NSAID to AVOID for Chronic Use in CKD Cats: Meloxicam (Metacam®)

While meloxicam is approved for a single subcutaneous injection in cats for surgical pain, its chronic oral use in cats is associated with a significantly higher risk of renal failure, particularly at doses used in dogs. The FDA has issued specific warnings against its chronic use in cats. Given the availability of robenacoxib and the known CKD, I would strongly advise against chronic meloxicam for this patient.

Conclusion

For your patient, robenacoxib (Onsior®) at 1 mg/kg PO every 48-72 hours, following a very short initial daily trial, is the most defensible NSAID choice. However, this decision must be made with the understanding that it carries inherent risks in a CKD patient.
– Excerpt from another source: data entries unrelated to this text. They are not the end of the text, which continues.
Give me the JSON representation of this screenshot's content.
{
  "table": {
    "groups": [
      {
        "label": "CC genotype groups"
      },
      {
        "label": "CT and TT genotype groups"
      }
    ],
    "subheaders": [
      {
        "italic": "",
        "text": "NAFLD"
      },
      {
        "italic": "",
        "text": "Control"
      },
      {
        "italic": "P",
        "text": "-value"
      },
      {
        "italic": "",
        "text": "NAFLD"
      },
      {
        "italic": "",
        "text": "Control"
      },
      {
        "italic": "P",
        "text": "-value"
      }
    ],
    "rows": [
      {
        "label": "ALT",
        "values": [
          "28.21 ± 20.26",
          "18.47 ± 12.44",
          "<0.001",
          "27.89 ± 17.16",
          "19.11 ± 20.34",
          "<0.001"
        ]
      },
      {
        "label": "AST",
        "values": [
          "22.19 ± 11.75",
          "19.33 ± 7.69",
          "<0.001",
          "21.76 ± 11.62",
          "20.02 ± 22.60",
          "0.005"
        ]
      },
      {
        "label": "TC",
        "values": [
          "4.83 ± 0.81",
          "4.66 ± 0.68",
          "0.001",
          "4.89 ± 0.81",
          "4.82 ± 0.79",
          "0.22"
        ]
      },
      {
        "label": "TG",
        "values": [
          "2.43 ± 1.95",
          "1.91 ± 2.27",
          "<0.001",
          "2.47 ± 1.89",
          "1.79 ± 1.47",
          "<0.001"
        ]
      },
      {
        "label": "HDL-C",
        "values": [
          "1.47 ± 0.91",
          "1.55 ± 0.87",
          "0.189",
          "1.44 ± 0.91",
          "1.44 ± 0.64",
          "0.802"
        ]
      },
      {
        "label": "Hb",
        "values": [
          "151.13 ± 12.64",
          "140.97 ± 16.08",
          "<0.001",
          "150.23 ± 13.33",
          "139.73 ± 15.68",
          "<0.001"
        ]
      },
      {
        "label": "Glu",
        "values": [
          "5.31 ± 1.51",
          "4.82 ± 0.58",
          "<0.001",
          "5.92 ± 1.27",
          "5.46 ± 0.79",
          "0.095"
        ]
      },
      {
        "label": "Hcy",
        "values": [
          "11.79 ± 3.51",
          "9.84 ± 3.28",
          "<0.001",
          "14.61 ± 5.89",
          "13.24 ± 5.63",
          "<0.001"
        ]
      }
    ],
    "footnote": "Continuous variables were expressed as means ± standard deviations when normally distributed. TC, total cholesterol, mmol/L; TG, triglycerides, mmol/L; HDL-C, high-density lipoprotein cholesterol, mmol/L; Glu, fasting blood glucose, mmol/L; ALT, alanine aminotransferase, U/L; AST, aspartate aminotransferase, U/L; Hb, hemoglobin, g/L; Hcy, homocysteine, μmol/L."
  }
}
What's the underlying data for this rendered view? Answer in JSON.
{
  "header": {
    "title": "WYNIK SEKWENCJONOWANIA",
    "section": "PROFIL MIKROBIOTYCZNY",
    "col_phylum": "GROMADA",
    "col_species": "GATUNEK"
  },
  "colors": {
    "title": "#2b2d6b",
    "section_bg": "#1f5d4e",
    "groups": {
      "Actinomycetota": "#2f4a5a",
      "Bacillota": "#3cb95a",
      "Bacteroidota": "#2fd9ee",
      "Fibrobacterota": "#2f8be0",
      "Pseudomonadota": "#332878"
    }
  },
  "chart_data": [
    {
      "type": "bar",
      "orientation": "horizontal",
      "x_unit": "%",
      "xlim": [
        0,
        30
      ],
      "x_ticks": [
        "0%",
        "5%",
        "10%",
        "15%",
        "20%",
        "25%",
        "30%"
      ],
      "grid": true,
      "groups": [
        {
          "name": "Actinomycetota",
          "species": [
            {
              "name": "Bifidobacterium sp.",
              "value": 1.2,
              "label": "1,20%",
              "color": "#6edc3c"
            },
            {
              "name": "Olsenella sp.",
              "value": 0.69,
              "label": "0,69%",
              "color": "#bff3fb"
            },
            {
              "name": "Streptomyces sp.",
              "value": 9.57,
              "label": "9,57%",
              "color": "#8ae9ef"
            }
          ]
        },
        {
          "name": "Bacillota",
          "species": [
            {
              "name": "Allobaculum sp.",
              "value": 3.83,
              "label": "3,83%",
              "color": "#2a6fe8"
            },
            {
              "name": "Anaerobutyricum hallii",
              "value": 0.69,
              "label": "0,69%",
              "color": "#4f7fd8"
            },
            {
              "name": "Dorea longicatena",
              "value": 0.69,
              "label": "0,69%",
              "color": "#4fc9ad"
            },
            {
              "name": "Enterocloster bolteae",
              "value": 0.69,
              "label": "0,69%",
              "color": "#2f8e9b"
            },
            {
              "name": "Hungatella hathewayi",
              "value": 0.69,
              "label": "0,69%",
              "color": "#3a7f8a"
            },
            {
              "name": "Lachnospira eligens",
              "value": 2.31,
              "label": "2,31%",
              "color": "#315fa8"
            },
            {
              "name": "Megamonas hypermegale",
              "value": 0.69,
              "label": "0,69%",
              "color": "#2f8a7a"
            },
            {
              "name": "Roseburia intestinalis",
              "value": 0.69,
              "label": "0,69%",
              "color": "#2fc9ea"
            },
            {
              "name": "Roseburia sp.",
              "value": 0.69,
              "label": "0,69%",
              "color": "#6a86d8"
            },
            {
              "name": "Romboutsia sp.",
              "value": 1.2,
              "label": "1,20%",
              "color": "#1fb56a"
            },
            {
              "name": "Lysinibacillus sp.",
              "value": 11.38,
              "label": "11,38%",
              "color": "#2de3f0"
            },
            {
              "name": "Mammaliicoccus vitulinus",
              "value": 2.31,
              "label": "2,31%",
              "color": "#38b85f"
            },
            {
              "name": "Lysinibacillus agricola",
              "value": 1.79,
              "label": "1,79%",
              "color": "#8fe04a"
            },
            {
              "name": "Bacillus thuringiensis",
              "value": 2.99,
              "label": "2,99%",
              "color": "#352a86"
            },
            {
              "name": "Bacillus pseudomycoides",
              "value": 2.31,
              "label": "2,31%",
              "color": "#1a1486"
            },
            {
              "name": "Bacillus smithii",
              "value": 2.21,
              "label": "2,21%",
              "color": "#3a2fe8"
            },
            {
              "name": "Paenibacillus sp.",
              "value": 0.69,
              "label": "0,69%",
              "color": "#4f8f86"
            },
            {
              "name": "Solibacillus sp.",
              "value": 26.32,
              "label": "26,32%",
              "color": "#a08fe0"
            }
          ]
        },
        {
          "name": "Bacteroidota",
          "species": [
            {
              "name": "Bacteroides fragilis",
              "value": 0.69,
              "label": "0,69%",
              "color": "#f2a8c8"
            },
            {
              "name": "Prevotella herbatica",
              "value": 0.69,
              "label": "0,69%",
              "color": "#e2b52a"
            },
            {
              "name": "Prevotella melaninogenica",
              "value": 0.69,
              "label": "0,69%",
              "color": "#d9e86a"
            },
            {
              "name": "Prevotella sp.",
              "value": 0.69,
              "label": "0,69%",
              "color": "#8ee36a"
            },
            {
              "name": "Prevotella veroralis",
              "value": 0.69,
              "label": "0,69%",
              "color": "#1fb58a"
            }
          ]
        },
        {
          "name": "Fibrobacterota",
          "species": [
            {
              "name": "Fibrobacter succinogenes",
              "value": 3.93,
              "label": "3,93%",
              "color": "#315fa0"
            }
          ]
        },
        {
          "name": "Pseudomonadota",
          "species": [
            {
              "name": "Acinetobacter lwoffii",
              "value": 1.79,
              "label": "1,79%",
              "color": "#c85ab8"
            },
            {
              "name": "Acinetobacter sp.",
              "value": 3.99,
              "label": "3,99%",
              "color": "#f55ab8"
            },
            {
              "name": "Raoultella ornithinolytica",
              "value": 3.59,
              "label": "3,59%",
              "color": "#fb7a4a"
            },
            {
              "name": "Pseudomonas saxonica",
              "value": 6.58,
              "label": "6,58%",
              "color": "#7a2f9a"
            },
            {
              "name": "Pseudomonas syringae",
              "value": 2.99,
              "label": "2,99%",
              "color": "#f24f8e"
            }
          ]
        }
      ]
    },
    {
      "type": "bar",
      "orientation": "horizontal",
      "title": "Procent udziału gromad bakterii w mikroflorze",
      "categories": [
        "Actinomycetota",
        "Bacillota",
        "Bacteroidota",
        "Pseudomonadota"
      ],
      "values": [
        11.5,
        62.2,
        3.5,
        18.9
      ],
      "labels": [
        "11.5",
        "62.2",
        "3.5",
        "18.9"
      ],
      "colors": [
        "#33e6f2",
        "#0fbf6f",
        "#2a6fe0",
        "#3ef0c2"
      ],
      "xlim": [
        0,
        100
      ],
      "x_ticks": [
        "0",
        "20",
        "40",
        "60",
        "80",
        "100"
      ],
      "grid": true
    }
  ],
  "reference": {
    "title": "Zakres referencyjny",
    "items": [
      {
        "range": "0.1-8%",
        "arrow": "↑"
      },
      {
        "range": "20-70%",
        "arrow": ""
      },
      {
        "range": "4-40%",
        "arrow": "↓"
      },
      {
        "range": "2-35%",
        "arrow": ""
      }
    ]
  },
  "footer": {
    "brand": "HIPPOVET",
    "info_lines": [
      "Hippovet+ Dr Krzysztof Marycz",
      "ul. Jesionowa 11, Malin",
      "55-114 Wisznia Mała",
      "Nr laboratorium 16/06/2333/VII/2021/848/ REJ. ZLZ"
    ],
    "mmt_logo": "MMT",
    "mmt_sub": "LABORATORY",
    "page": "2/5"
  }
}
Rigorous pre-assessment, a highly conservative dosing strategy, and vigilant monitoring are absolutely critical. If pain can be managed effectively with gabapentin and other adjunctive therapies, avoiding an NSAID entirely remains the safest option for the kidneys.

High confidence – based on current evidence and clinical experience in feline internal medicine.